Stateside: Parlor games
Parlor games
On Face the Nation this morning, host Bob Schieffer’s commentary began “Let the parlor games begin!” He was referring to the guessing games that go on during a transition: “that time of high hopes and great speculations about who is going to do what.” So, here’s my off-the-wall predictions.
::Justice Clinton and
Peace Secretary Lee::
Forget Hillary Clinton as
Secretary of State, she’ll stay in the Senate until
President Obama nominates her to the Supreme Court. The Constitution sets out
no qualifications for Supreme Court Justices, and it’s
entirely feasible that the price extracted for the
application of the Clinton campaign machinery to Obama’s
election effort would be something this long lasting and
influential.
And he’ll create a Department of Peace, but instead of getting Dennis Kucinich to head it—after all, it was the Ohio Rep’s idea in the first place—Obama will appoint Rep. Barbara Lee. In the afterword for her book Renegade for Peace and Justice, Lee talks about the aims of legislation designed to create such a Cabinet-level department, and she was an early supporter of Obama’s candidacy. Kucinich, on the other hand, wants to do messy things like try to impeach Bush and Cheney.
::President
Biden::
Then again, perhaps Obama won’t be
President, and maybe we shouldn’t believe the media
stories that Obama is meeting with McCain on Monday to
discuss Senate-White House relations. Those two share
something that has long been the topic of discussion out on
the lunatic fringes but might now come into the mainstream
spotlight: both are charged with not actually meeting the
qualifications the Constitution sets out for a President.

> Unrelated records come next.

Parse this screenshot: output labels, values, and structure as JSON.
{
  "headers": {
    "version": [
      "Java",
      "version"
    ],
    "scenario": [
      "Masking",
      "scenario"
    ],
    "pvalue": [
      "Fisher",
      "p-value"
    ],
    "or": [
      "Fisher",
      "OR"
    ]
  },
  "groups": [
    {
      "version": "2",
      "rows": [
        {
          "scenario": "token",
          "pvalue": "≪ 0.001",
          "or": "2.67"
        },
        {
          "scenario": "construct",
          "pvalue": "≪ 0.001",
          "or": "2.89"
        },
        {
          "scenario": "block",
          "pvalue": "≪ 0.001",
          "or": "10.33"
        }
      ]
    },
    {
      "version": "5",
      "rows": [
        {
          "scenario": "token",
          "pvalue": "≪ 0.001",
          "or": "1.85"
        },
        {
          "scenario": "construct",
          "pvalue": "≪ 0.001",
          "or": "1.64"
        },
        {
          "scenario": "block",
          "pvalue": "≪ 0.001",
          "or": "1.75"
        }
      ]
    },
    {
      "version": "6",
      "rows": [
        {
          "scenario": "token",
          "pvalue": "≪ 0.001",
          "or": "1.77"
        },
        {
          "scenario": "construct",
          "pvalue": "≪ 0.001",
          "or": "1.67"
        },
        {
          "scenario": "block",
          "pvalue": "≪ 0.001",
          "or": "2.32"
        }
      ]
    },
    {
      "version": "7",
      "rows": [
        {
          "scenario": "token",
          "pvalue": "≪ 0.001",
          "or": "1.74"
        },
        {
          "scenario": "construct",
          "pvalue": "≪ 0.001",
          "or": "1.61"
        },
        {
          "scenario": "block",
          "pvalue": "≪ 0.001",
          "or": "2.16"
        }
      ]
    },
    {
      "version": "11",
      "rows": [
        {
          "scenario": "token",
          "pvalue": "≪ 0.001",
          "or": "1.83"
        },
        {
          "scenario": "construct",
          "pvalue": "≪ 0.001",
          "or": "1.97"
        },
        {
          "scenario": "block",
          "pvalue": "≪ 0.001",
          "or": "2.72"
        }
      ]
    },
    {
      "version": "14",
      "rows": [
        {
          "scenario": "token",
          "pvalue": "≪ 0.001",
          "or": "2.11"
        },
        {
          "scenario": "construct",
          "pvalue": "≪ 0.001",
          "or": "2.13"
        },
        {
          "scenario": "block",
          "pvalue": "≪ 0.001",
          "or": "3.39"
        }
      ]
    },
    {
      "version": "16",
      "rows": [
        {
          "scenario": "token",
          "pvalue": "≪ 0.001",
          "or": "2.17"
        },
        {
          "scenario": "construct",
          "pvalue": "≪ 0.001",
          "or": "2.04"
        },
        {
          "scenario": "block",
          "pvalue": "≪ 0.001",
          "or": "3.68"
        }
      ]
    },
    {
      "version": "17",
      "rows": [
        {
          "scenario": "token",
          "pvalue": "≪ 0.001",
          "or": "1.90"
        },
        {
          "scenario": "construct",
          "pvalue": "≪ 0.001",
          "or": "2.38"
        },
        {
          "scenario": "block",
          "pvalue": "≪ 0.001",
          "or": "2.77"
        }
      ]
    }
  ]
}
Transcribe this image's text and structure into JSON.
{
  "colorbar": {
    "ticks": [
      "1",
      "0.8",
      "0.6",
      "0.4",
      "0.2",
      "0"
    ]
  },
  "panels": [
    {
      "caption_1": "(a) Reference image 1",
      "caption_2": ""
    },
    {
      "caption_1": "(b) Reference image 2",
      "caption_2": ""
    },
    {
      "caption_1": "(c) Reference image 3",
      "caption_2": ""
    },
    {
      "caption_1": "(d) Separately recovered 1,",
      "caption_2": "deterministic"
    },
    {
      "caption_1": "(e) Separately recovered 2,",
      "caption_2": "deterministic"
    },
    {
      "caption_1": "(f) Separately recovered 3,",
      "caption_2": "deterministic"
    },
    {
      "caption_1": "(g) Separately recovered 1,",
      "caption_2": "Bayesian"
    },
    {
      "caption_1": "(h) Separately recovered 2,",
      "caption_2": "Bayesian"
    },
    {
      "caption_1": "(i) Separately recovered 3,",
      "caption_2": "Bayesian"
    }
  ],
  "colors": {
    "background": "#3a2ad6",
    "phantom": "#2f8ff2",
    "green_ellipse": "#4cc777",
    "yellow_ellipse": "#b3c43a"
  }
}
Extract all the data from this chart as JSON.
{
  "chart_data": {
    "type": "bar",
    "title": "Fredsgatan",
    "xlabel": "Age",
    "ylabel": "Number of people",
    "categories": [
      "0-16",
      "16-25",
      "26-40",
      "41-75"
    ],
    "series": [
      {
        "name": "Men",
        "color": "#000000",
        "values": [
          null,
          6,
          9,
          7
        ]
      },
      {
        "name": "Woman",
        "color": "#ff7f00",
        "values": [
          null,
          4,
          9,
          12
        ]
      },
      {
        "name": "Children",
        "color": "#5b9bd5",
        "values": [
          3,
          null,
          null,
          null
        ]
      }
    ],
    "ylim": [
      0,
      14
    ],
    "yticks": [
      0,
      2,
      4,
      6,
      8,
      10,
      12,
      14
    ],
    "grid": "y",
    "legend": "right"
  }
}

Of course, it doesn’t matter now that McCain was born in the Panama Canal Zone, but a case was brought to the Superior Court of California last Thursday that will have to be taken seriously as a challenge to Obama’s eligibility because it was brought by another presidential candidate: Alan Keyes. He was on the CA ballot as candidate for the American Independent Party. His vice presidential running mate and the sole AIP presidential elector for California are co-petitioners on the writ.
The respondents named in the case are the California Secretary of State Debra Bowen, Senator Barack Obama, Senator Joe Biden, all the California presidential electors, and DOES 1-100. The legal basis for the case is that Senator Barack Obama has failed to demonstrate that he is a “natural born citizen.” Debate has long raged over whether a Hawaiian Certificate of Live Birth constitutes an actual birth certificate and Obama’s failure to produce nothing other than a COLB is what this case is based on.
Keyes et al are charging that the SoS used a lower standard of proof of presidential candidates’ “natural born”-ness than is used for proof that people applying for a CA drivers’ license reside in the state. Obama should produce the “long version” copy of the certificate, the petition says, and if it shows he is not a natural born citizen, then—per the Constitution—it is the Vice President-elect who will become President.
(Notwithstanding my own sins in the punctuation department, I would be remiss not to point out that the petition misquotes what it calls the “pertinent part” of Article II, Section 1 of the U.S. Constitution. It leaves out a comma.)
::Parlor games in
Oakland::
If Barbara Lee takes a Cabinet position,
the successor to her CA District 9 seat in the House of
Representatives will be decided in a special election. Her
protege, Sandre Swanson, will run and be elected. His seat
in the Assembly will then be up for grabs, and whoever is
his protege will win it. That’s how elections go in the
United States of America. (Barbara Lee was Ron Dellums’
protege, and was elected to his CA-9 seat in a 1998 special
election.)
Which explains why the former Green Party member Rebecca Kaplan was so firmly tucked into the Democratic fold so that she could win the At-Large seat on the Oakland City Council on November 4. In the event of a special election for Swanson’s Assembly seat, Kaplan won’t be able to run for it as a Green.
If you doubt that elections in the U.S. are so finely managed, you need only read the section in Lee’s book in which she talks about what she plans to accomplish in the 111th Congress. Writing after Obama had the Democratic presidential nomination sewn up, but before the General Election in November, Lee doesn’t even bother to preface her plans with the words “If I’m re-elected,...”.